SF – Yes although it was somewhat adversarial and my work was treated dismissively, I had a very playful attitude toward those restrictions and that helped form the basis of my inclusive approach to photographic education, I think.

MAD – We have something in common there – although my adversarial relationship to the photography department at Mass Art was not playful at all. I respected the social humanist tradition that they espoused but thought it was not the only investigation possible. They thought otherwise.

SF – There are two profound fallacies at work with this narrowness of approach. One is that the future is something that we know and second is the rejection of photography as something that is central and crucial to daily life, whether it is a surveillance camera, a highly stylized fashion image, a photograph of a farmer standing in front of a barn, or a photograph of a big baked potato going by on the side of a truck.  This narrowness still exists, perhaps with certain aspects changed.  Recently I was a an assessor at a very good art school in the Midwest and I respect what they are doing but they think of photography in very narrow terms as being self expressive and being part of a very specific photographic art tradition.  When I would bring up so-called commercial work they thought I was talking about wedding photography.  So the idea of a photograph in the context of culture outside of hanging on a wall in a gallery or museum was not being addressed.

MAD – So this inclusive attitude toward photography, your belief that a fashion image and a documentary image have equal value or at least are worthy of investigation and practice is not only the basis of your philosophy toward teaching but is also your approach to the magazine you started three years ago, Dear Dave.

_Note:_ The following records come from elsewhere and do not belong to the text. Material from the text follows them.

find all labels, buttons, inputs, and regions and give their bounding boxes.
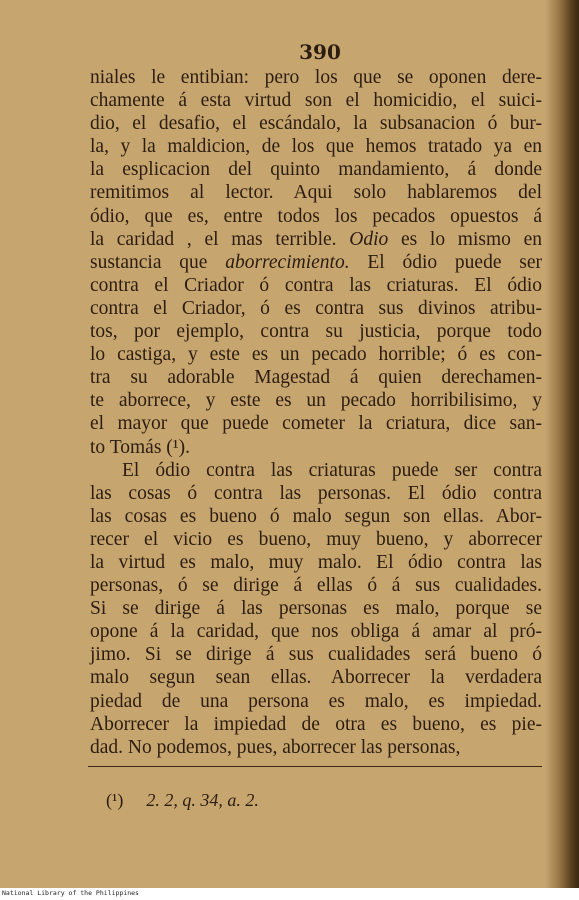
text-line — [90, 505, 542, 528]
text-segment: dad. No podemos, pues, aborrecer las personas, — [90, 736, 461, 758]
text-segment: la caridad , el mas terrible. — [90, 228, 350, 250]
text-segment: malo segun sean ellas. Aborrecer la verdadera — [90, 667, 542, 689]
footnote — [106, 790, 259, 811]
text-line — [90, 643, 542, 666]
text-segment: dio, el desafio, el escándalo, la subsanacion ó bur- — [90, 113, 542, 135]
text-line — [90, 66, 542, 89]
text-line — [90, 574, 542, 597]
text-line — [90, 412, 542, 435]
text-segment: remitimos al lector. Aqui solo hablaremos del — [90, 182, 542, 204]
text-line — [90, 274, 542, 297]
text-segment: piedad de una persona es malo, es impiedad. — [90, 690, 542, 712]
page-edge-shadow — [545, 0, 579, 888]
text-line — [90, 320, 542, 343]
text-segment: la, y la maldicion, de los que hemos tratado ya en — [90, 136, 542, 158]
text-segment: chamente á esta virtud son el homicidio, el suici- — [90, 90, 542, 112]
text-line — [90, 158, 542, 181]
text-line — [90, 666, 542, 689]
text-segment: la virtud es malo, muy malo. El ódio contra las — [90, 551, 542, 573]
text-segment: contra el Criador ó contra las criaturas. El ódio — [90, 274, 542, 296]
text-segment: El ódio contra las criaturas puede ser contra — [122, 459, 542, 481]
text-line — [90, 528, 542, 551]
text-segment: es lo mismo en — [388, 228, 542, 250]
text-segment: tos, por ejemplo, contra su justicia, porque todo — [90, 321, 542, 343]
text-segment: opone á la caridad, que nos obliga á amar al pró- — [90, 621, 542, 643]
text-line — [90, 597, 542, 620]
text-line — [90, 736, 542, 759]
text-line — [90, 181, 542, 204]
text-segment: Si se dirige á las personas es malo, porque se — [90, 598, 542, 620]
footnote-rule — [88, 766, 542, 767]
text-line — [90, 713, 542, 736]
footnote-marker: (¹) — [106, 790, 124, 810]
page-number: 390 — [299, 40, 341, 64]
italic-term: Odio — [349, 228, 389, 250]
body-text — [90, 66, 542, 759]
text-line — [90, 297, 542, 320]
library-credit: National Library of the Philippines — [2, 889, 139, 897]
text-line — [90, 482, 542, 505]
text-segment: Aborrecer la impiedad de otra es bueno, es pie- — [90, 713, 542, 735]
text-line — [90, 112, 542, 135]
text-segment: recer el vicio es bueno, muy bueno, y aborrecer — [90, 528, 542, 550]
text-segment: te aborrece, y este es un pecado horribilisimo, y — [90, 390, 542, 412]
text-line — [90, 89, 542, 112]
text-segment: El ódio puede ser — [349, 251, 543, 273]
text-segment: las cosas es bueno ó malo segun son ellas. Abor- — [90, 505, 542, 527]
text-line — [90, 205, 542, 228]
text-line — [90, 251, 542, 274]
text-segment: ódio, que es, entre todos los pecados opuestos á — [90, 205, 542, 227]
text-line — [90, 551, 542, 574]
footnote-text: 2. 2, q. 34, a. 2. — [146, 790, 259, 810]
text-line — [90, 135, 542, 158]
text-line — [90, 343, 542, 366]
text-segment: las cosas ó contra las personas. El ódio contra — [90, 482, 542, 504]
text-segment: sustancia que — [90, 251, 226, 273]
text-line — [90, 459, 542, 482]
text-segment: niales le entibian: pero los que se oponen dere- — [90, 67, 542, 88]
text-segment: la esplicacion del quinto mandamiento, á donde — [90, 159, 542, 181]
text-line — [90, 366, 542, 389]
text-line — [90, 436, 542, 459]
text-segment: to Tomás (¹). — [90, 436, 190, 458]
text-segment: lo castiga, y este es un pecado horrible; ó es con- — [90, 344, 542, 366]
text-line — [90, 389, 542, 412]
text-segment: tra su adorable Magestad á quien derechamen- — [90, 367, 542, 389]
text-segment: personas, ó se dirige á ellas ó á sus cualidades. — [90, 575, 542, 597]
text-line — [90, 690, 542, 713]
text-segment: jimo. Si se dirige á sus cualidades será bueno ó — [90, 644, 542, 666]
text-line — [90, 228, 542, 251]
text-segment: el mayor que puede cometer la criatura, dice san- — [90, 413, 542, 435]
text-segment: contra el Criador, ó es contra sus divinos atribu- — [90, 297, 542, 319]
text-line — [90, 620, 542, 643]
italic-term: aborrecimiento. — [225, 251, 350, 273]
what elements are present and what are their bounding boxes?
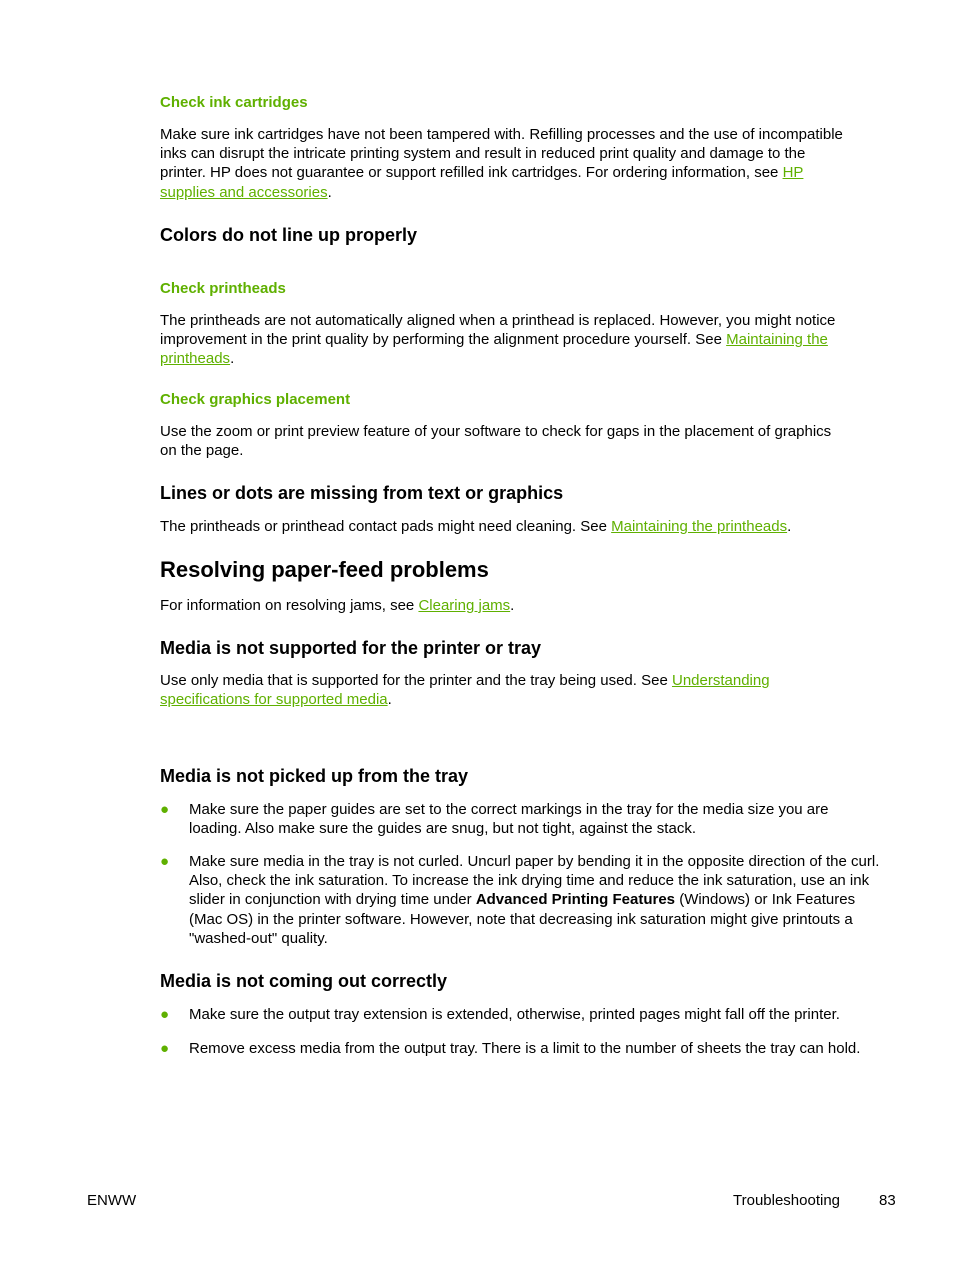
list-item-text-start: Make sure media in the tray is not curled. Uncurl paper by bending it in the opposite direction of the curl. Also, check the ink saturation. To increase the ink drying time and reduce the ink saturation, use an ink slider in conjunction with drying time under xyxy=(189,853,880,909)
paragraph-text: For information on resolving jams, see xyxy=(160,597,419,614)
paragraph-media-not-supported xyxy=(160,671,830,709)
paragraph-printheads xyxy=(160,311,850,369)
paragraph-text: The printheads or printhead contact pads might need cleaning. See xyxy=(160,518,612,535)
paragraph-text-end: . xyxy=(387,691,392,709)
heading-media-not-supported: Media is not supported for the printer or tray xyxy=(160,638,542,658)
paragraph-graphics-placement: Use the zoom or print preview feature of your software to check for gaps in the placement of graphics on the page. xyxy=(160,423,832,460)
advanced-printing-features-label: Advanced Printing Features xyxy=(475,891,676,909)
heading-media-not-picked-up: Media is not picked up from the tray xyxy=(160,766,469,786)
paragraph-lines-or-dots xyxy=(160,517,880,536)
paragraph-text: Make sure ink cartridges have not been tampered with. Refilling processes and the use of incompatible inks can disrupt the intricate printing system and result in reduced print quality and damage to the printer. HP does not guarantee or support refilled ink cartridges. For ordering information, see xyxy=(160,126,843,182)
list-item-text xyxy=(189,852,884,948)
bullet-icon: ● xyxy=(160,853,170,870)
heading-colors-do-not-line-up: Colors do not line up properly xyxy=(160,225,418,245)
paragraph-text-end: . xyxy=(787,518,792,535)
bullet-icon: ● xyxy=(160,801,170,818)
paragraph-text: Use only media that is supported for the printer and the tray being used. See xyxy=(160,672,672,689)
heading-media-not-coming-out: Media is not coming out correctly xyxy=(160,971,448,991)
link-understanding-specifications[interactable]: Understanding specifications for supported media xyxy=(160,672,770,709)
paragraph-paper-feed xyxy=(160,596,880,615)
heading-resolving-paper-feed: Resolving paper-feed problems xyxy=(160,557,489,582)
footer-page-number: 83 xyxy=(879,1192,896,1209)
list-item-text-end: (Windows) or Ink Features (Mac OS) in the printer software. However, note that decreasing ink saturation might give printouts a "washed-out" quality. xyxy=(189,891,856,947)
list-item-text: Remove excess media from the output tray. There is a limit to the number of sheets the tray can hold. xyxy=(189,1040,861,1057)
heading-check-ink-cartridges: Check ink cartridges xyxy=(160,94,308,111)
list-item-text: Make sure the output tray extension is extended, otherwise, printed pages might fall off the printer. xyxy=(189,1006,840,1023)
link-maintaining-printheads-2[interactable]: Maintaining the printheads xyxy=(611,518,788,535)
list-item-text: Make sure the paper guides are set to the correct markings in the tray for the media size you are loading. Also make sure the guides are snug, but not tight, against the stack. xyxy=(189,801,829,838)
paragraph-ink-cartridges xyxy=(160,125,850,202)
heading-check-printheads: Check printheads xyxy=(160,280,286,297)
heading-check-graphics-placement: Check graphics placement xyxy=(160,391,351,408)
link-clearing-jams[interactable]: Clearing jams xyxy=(418,597,511,614)
footer-section-name: Troubleshooting xyxy=(733,1192,841,1209)
heading-lines-or-dots-missing: Lines or dots are missing from text or graphics xyxy=(160,483,564,503)
link-hp-supplies[interactable]: HP supplies and accessories xyxy=(160,164,804,201)
paragraph-text-end: . xyxy=(327,183,332,201)
paragraph-text-end: . xyxy=(510,597,515,614)
paragraph-text: The printheads are not automatically aligned when a printhead is replaced. However, you might notice improvement in the print quality by performing the alignment procedure yourself. See xyxy=(160,312,836,349)
bullet-icon: ● xyxy=(160,1006,170,1023)
bullet-icon: ● xyxy=(160,1040,170,1057)
footer-left-label: ENWW xyxy=(87,1192,137,1209)
link-maintaining-printheads[interactable]: Maintaining the printheads xyxy=(160,331,828,368)
paragraph-text-end: . xyxy=(230,350,235,368)
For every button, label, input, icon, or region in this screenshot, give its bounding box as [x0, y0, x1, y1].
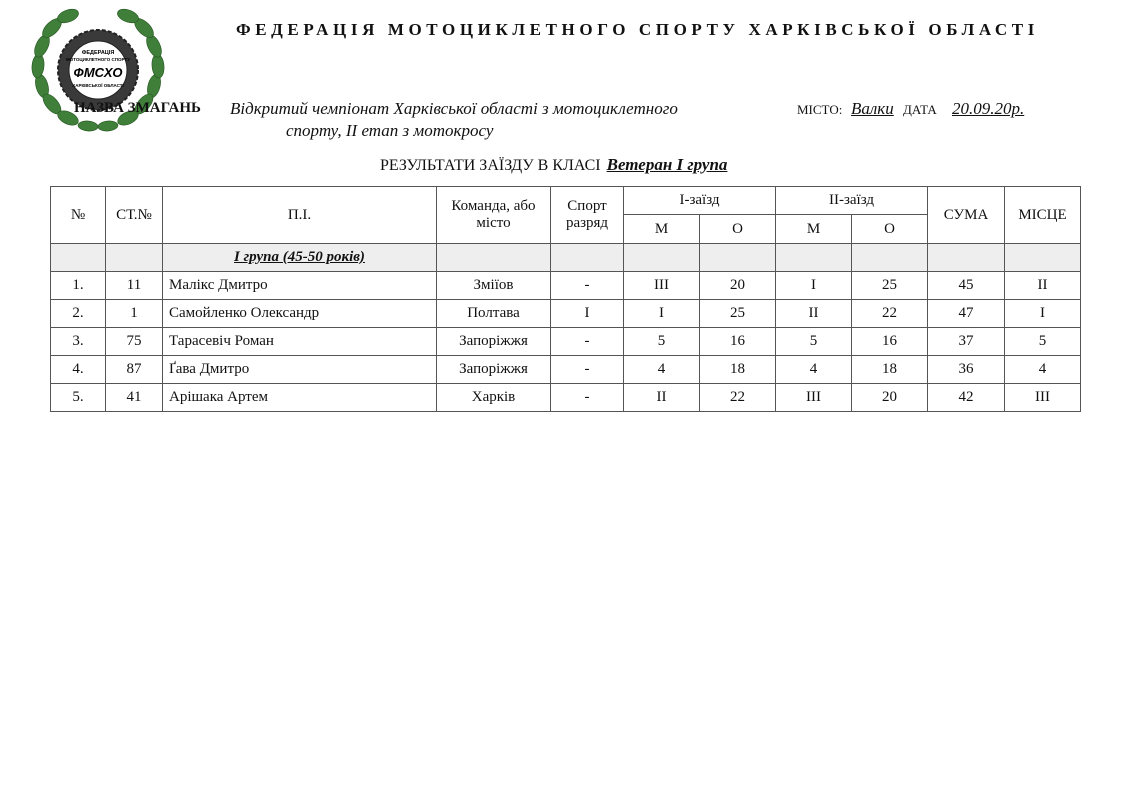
city-value: Валки — [851, 99, 894, 118]
row-sum: 42 — [928, 384, 1005, 412]
group-title: І група (45-50 років) — [163, 244, 437, 272]
row-sum: 47 — [928, 300, 1005, 328]
competition-name-line2: спорту, ІІ етап з мотокросу — [286, 121, 494, 140]
row-rank: - — [551, 272, 624, 300]
row-race2-points: 16 — [852, 328, 928, 356]
row-place: ІІ — [1005, 272, 1081, 300]
row-start-num: 87 — [106, 356, 163, 384]
row-race1-place: 4 — [624, 356, 700, 384]
table-row — [51, 328, 1081, 356]
row-name: Ґава Дмитро — [163, 356, 437, 384]
table-row — [51, 272, 1081, 300]
row-race1-points: 25 — [700, 300, 776, 328]
row-race2-place: 4 — [776, 356, 852, 384]
header-race2: ІІ-заїзд — [776, 187, 928, 215]
row-race1-place: 5 — [624, 328, 700, 356]
row-sum: 36 — [928, 356, 1005, 384]
header-place: МІСЦЕ — [1005, 187, 1081, 244]
header-race1-points: О — [700, 215, 776, 244]
header-team: Команда, або місто — [437, 187, 551, 244]
row-start-num: 11 — [106, 272, 163, 300]
date-label: ДАТА — [903, 102, 937, 117]
row-race1-place: І — [624, 300, 700, 328]
header-num: № — [51, 187, 106, 244]
table-row — [51, 356, 1081, 384]
row-race2-points: 22 — [852, 300, 928, 328]
row-race2-points: 25 — [852, 272, 928, 300]
table-header-row — [51, 187, 1081, 215]
header-race1: І-заїзд — [624, 187, 776, 215]
table-row — [51, 300, 1081, 328]
row-name: Малікс Дмитро — [163, 272, 437, 300]
row-race2-place: ІІІ — [776, 384, 852, 412]
row-race1-points: 20 — [700, 272, 776, 300]
header-race2-points: О — [852, 215, 928, 244]
header-rank: Спорт разряд — [551, 187, 624, 244]
results-class: Ветеран І група — [606, 155, 728, 174]
row-place: ІІІ — [1005, 384, 1081, 412]
federation-title: ФЕДЕРАЦІЯ МОТОЦИКЛЕТНОГО СПОРТУ ХАРКІВСЬКОЇ ОБЛАСТІ — [236, 20, 1039, 39]
row-place: І — [1005, 300, 1081, 328]
competition-label: НАЗВА ЗМАГАНЬ — [74, 100, 201, 116]
row-race1-place: ІІ — [624, 384, 700, 412]
row-rank: - — [551, 356, 624, 384]
header-start-num: СТ.№ — [106, 187, 163, 244]
results-prefix: РЕЗУЛЬТАТИ ЗАЇЗДУ В КЛАСІ — [380, 157, 601, 174]
row-race1-points: 22 — [700, 384, 776, 412]
date-value: 20.09.20р. — [952, 99, 1025, 118]
logo-text-2: МОТОЦИКЛЕТНОГО СПОРТУ — [65, 57, 131, 62]
row-name: Арішака Артем — [163, 384, 437, 412]
row-team: Полтава — [437, 300, 551, 328]
row-place: 4 — [1005, 356, 1081, 384]
row-race2-points: 20 — [852, 384, 928, 412]
results-table — [50, 186, 1081, 412]
logo-text-4: ХАРКІВСЬКОЇ ОБЛАСТІ — [72, 83, 124, 88]
row-team: Запоріжжя — [437, 356, 551, 384]
row-num: 1. — [51, 272, 106, 300]
row-race2-place: І — [776, 272, 852, 300]
results-heading — [380, 155, 727, 175]
header-race2-place: М — [776, 215, 852, 244]
row-sum: 45 — [928, 272, 1005, 300]
row-name: Тарасевіч Роман — [163, 328, 437, 356]
group-row — [51, 244, 1081, 272]
row-team: Харків — [437, 384, 551, 412]
row-rank: - — [551, 328, 624, 356]
row-team: Зміїов — [437, 272, 551, 300]
logo-text-1: ФЕДЕРАЦІЯ — [81, 50, 115, 56]
row-num: 5. — [51, 384, 106, 412]
table-row — [51, 384, 1081, 412]
row-start-num: 41 — [106, 384, 163, 412]
city-label: МІСТО: — [797, 102, 843, 117]
logo-text-3: ФМСХО — [73, 65, 123, 80]
row-sum: 37 — [928, 328, 1005, 356]
row-race2-place: 5 — [776, 328, 852, 356]
header-sum: СУМА — [928, 187, 1005, 244]
row-race1-place: ІІІ — [624, 272, 700, 300]
row-race2-points: 18 — [852, 356, 928, 384]
row-num: 4. — [51, 356, 106, 384]
row-team: Запоріжжя — [437, 328, 551, 356]
row-num: 3. — [51, 328, 106, 356]
row-race2-place: ІІ — [776, 300, 852, 328]
row-start-num: 1 — [106, 300, 163, 328]
row-rank: - — [551, 384, 624, 412]
row-race1-points: 18 — [700, 356, 776, 384]
row-name: Самойленко Олександр — [163, 300, 437, 328]
header-name: П.І. — [163, 187, 437, 244]
row-num: 2. — [51, 300, 106, 328]
row-race1-points: 16 — [700, 328, 776, 356]
row-start-num: 75 — [106, 328, 163, 356]
row-place: 5 — [1005, 328, 1081, 356]
competition-name-line1: Відкритий чемпіонат Харківської області з мотоциклетного — [230, 99, 678, 118]
header-race1-place: М — [624, 215, 700, 244]
row-rank: І — [551, 300, 624, 328]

SF – Definitely with Dear Dave, because I wanted to see a magazine with that pluralistic approach to photography, that could stand next to Aperture and Blind Spot. I don’t think I have entirely achieved it yet, but I want the different genres of photography to have a conversation in one place.  I feel like that kind of stubborn attachment to photography only as an ‘art form’ is a leftover from the kind of battles photography felt like it had to have generations ago, to reach a parity with painting.  All these academics whose basic premise is ‘photography is an art form’ prevents them from looking at a photograph on a side of a truck, which to my mind, suggests a remaining level of insecurity, that photography must never waiver in its insistence that it is an art form – this is not liberating, its constricting.

MAD – There is a joke that you love and you always tell about two penguins standing on an ice floe

SF – I think its you who loves that joke…..

MAD – Well I I don’t know if I love the joke or just you telling it. Anyway, I think that joke has everything to do with your photographs.

SF – I’ll accept that

MAD – Yes because it has to do with looking at something you think you know or can identify, but then there is a doubt that maybe its not, and then its reaffirmed, kind of.  It’s like an ambiguous tautology, you never quite know if the obvious is true or not.